You want data from TABLE_B? Then select from it only and have the conditions on the other tables in your where clause.
The inner joins on the other tables serve as existence tests, I assume? Don't do that. You'd only multiply your records, just as you are doing now, only to have to dismiss duplicates later. That can cause bad performance on large tables and errors in more complicated queries. Use EXISTS or IN instead.

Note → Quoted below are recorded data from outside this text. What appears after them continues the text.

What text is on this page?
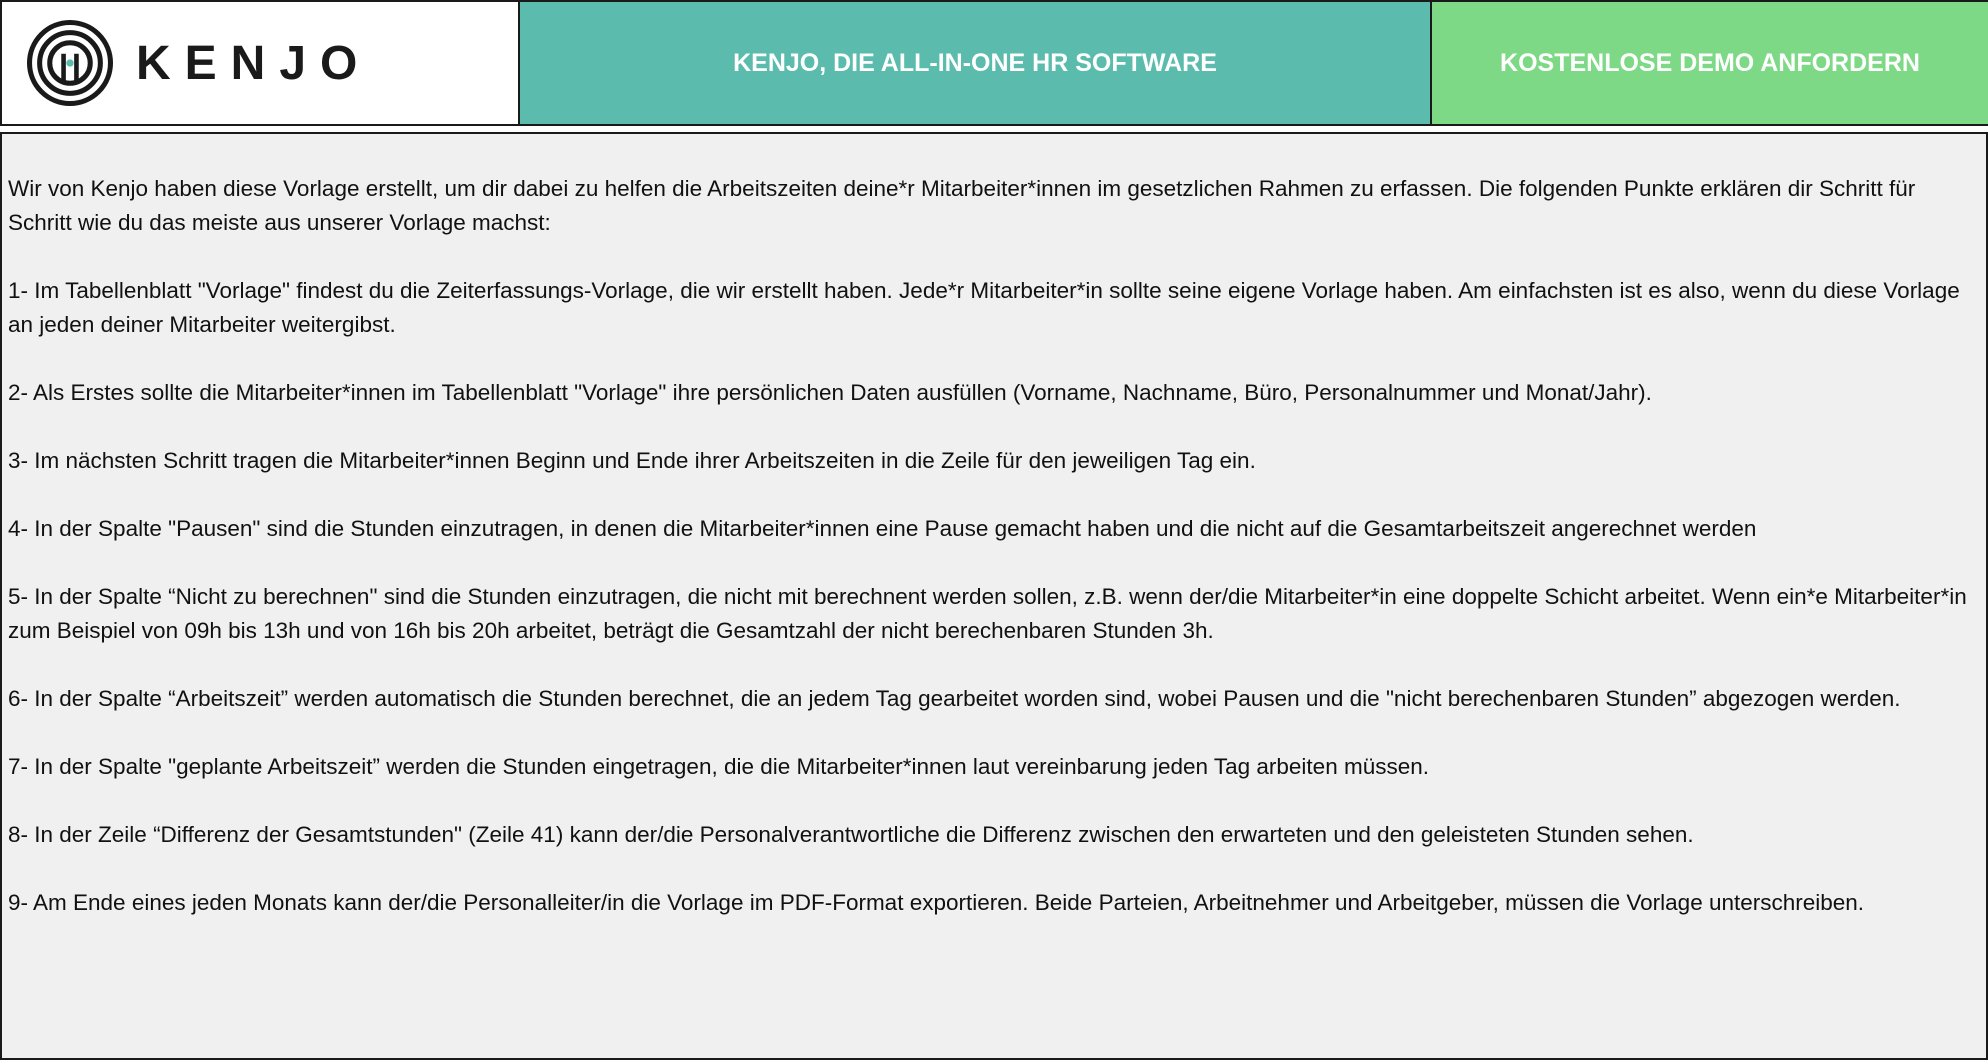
KENJO	KENJO, DIE ALL-IN-ONE HR SOFTWARE	KOSTENLOSE DEMO ANFORDERN

Wir von Kenjo haben diese Vorlage erstellt, um dir dabei zu helfen die Arbeitszeiten deine*r Mitarbeiter*innen im gesetzlichen Rahmen zu erfassen. Die folgenden Punkte erklären dir Schritt für Schritt wie du das meiste aus unserer Vorlage machst:

1- Im Tabellenblatt "Vorlage" findest du die Zeiterfassungs-Vorlage, die wir erstellt haben. Jede*r Mitarbeiter*in sollte seine eigene Vorlage haben. Am einfachsten ist es also, wenn du diese Vorlage an jeden deiner Mitarbeiter weitergibst.

2- Als Erstes sollte die Mitarbeiter*innen im Tabellenblatt "Vorlage" ihre persönlichen Daten ausfüllen (Vorname, Nachname, Büro, Personalnummer und Monat/Jahr).

3- Im nächsten Schritt tragen die Mitarbeiter*innen Beginn und Ende ihrer Arbeitszeiten in die Zeile für den jeweiligen Tag ein.

4- In der Spalte "Pausen" sind die Stunden einzutragen, in denen die Mitarbeiter*innen eine Pause gemacht haben und die nicht auf die Gesamtarbeitszeit angerechnet werden

5- In der Spalte “Nicht zu berechnen" sind die Stunden einzutragen, die nicht mit berechnent werden sollen, z.B. wenn der/die Mitarbeiter*in eine doppelte Schicht arbeitet. Wenn ein*e Mitarbeiter*in zum Beispiel von 09h bis 13h und von 16h bis 20h arbeitet, beträgt die Gesamtzahl der nicht berechenbaren Stunden 3h.

6- In der Spalte “Arbeitszeit” werden automatisch die Stunden berechnet, die an jedem Tag gearbeitet worden sind, wobei Pausen und die "nicht berechenbaren Stunden” abgezogen werden.

7- In der Spalte "geplante Arbeitszeit” werden die Stunden eingetragen, die die Mitarbeiter*innen laut vereinbarung jeden Tag arbeiten müssen.

8- In der Zeile “Differenz der Gesamtstunden" (Zeile 41) kann der/die Personalverantwortliche die Differenz zwischen den erwarteten und den geleisteten Stunden sehen.

9- Am Ende eines jeden Monats kann der/die Personalleiter/in die Vorlage im PDF-Format exportieren. Beide Parteien, Arbeitnehmer und Arbeitgeber, müssen die Vorlage unterschreiben.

select * from table_b where item_status <> 'C' and (common_id, seq_3c) in ( select common_id, seq_3c from table_a where checklist_status = 'I' and admin_function = 'ADMA' and checklist_cd = 'APPL' ) and common_id in ( select EMPLID from table_c where admit_term = '2171' and institution = 'SOMEWHERE' );
SELECT DISTINCT TABLE_B.* FROM TABLE_A JOIN TABLE_B ON TABLE_A.COMMON_ID=TABLE_B.COMMON_ID AND TABLE_A.SEQ_3C=TABLE_B.SEQ_3C JOIN TABLE_C ON TABLE_A.COMMON_ID=TABLE_C.EMPLID WHERE TABLE_B.ITEM_STATUS<>'C' and TABLE_A.CHECKLIST_STATUS='I' and TABLE_A.ADMIN_FUNCTION='ADMA' and TABLE_A.CHECKLIST_CD='APPL' and TABLE_A.COMMON_ID = '123456789' and TABLE_C.ADMIT_TERM='2171' and TABLE_C.INSTITUTION='SOMEWHERE'
This should be easy to understand without looking at all your tables and output.
Suppose you join two tables, A and B, on a column id. You only want the columns from table B, and in table B the `id' column is a unique identifier.
Even so, if in table A an id (the same id) appears five times, the join will have five rows for that id. Then you just select the columns from table B, so it will look like you got the same row five different times.
Perhaps you don't really need a join? What is your underlying problem you are trying to solve?
It's hard to answer this question without more information about why you're executing these joins. I can explain why you're getting the results you're getting, and hopefully that will allow you to solve the problem yourself.
You start, in your FROM clause, with table A. You join this table with table B on matching COMMON_ID, which, based on the tables you provide, returns three matches for the one record you have in table A. This increases your result set size to three records. Next, you join these three records with table C, on matching ID. Because all ID's are, in fact, identical, this returns nine matches for every record in your current result set: you now have 9 x 3 = 27 records in your result set.
Finally, the WHERE clause comes into effect. This clause excludes 6 out of 9 records in table C, so you have 3 of those records left. Your final result set is therefore 1 (table A) x 3 (table B) x 3 (table C) = 9 records.